Devising human interpretable diagnostic glycan fragments from MS/MS-spectra.
Structural details of oligosaccharides, or glycans, often carry biological relevance, which is why they are typically elucidated using tandem mass spectrometry. Common approaches to distinguish isomers rely on diagnostic glycan fragments for annotating topologies or linkages. Diagnostic fragments are often only known informally among practitioners or stem from individual studies, with unclear validity or generalizability, causing annotation heterogeneity and hampering new analysts. Drawing on a curated set of 237,000 O-glycomics spectra, we here present a rule-based machine learning workflow to uncover quantifiably valid and generalizable diagnostic fragments. This results in fragmentation rules to robustly distinguish common O-glycan isomers. We envision this resource to improve glycan annotation accuracy and concomitantly make annotations more transparent and homogeneous across analysts.

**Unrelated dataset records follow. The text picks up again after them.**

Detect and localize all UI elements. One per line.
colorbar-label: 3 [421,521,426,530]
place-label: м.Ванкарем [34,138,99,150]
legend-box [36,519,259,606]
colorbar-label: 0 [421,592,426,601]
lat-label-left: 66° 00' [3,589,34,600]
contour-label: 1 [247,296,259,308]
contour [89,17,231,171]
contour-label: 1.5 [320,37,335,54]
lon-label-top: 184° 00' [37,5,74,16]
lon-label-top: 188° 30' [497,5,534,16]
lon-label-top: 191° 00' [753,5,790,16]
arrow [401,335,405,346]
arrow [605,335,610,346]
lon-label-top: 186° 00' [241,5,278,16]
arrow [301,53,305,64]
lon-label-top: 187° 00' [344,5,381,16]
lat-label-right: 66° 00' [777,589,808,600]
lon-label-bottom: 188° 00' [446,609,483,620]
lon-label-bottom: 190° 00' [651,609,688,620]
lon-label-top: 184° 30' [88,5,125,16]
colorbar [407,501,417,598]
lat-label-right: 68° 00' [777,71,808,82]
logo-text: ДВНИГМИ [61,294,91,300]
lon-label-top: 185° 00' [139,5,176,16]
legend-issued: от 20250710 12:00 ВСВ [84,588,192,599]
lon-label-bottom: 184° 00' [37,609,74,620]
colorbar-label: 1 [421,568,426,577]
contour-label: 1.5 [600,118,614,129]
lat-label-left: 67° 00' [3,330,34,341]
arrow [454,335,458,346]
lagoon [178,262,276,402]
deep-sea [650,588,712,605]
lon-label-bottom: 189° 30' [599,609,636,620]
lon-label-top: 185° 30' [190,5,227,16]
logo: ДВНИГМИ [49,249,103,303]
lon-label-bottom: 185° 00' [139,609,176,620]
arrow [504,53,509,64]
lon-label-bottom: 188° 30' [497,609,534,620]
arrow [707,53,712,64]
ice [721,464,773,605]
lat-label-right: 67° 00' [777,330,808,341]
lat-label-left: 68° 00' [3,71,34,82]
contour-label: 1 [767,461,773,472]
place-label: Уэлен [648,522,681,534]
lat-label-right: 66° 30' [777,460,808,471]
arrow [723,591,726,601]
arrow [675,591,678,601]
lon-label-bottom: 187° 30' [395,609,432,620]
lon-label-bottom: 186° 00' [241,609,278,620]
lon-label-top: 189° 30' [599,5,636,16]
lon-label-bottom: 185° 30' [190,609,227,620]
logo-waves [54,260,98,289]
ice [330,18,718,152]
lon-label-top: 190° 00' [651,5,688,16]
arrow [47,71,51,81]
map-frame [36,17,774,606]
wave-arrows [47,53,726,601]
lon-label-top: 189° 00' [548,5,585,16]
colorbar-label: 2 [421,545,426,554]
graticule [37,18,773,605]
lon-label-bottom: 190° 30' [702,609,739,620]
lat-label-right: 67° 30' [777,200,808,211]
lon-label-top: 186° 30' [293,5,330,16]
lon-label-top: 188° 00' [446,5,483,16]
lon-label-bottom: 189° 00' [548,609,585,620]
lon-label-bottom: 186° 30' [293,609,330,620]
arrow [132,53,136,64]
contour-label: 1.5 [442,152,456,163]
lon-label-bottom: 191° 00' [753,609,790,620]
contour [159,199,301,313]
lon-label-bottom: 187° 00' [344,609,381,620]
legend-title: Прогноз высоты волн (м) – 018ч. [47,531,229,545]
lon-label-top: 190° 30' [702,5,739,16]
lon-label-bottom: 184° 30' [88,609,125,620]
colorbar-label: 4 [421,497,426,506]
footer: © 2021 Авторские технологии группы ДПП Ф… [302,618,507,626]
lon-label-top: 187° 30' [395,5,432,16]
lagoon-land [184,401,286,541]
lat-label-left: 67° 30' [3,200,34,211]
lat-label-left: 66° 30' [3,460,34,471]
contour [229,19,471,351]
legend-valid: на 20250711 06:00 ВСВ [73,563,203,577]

Download the code from github via
git clone git@github.com:BojarLab/FragmentFactory.git
Then, setup an environment via
conda create -y -n ff python=3.9
conda activate ff
mamba install -c conda-forge -c bioconda -c kalininalab datasail-lite
pip install -r requirements.txt
Inside the FragmentFactory folder, one can run
python train.py <path/to/spectra_df.pkl> <output-prefix> --weighting --GPID_SIM <val>
to create custom trees and a rough visualization thereof.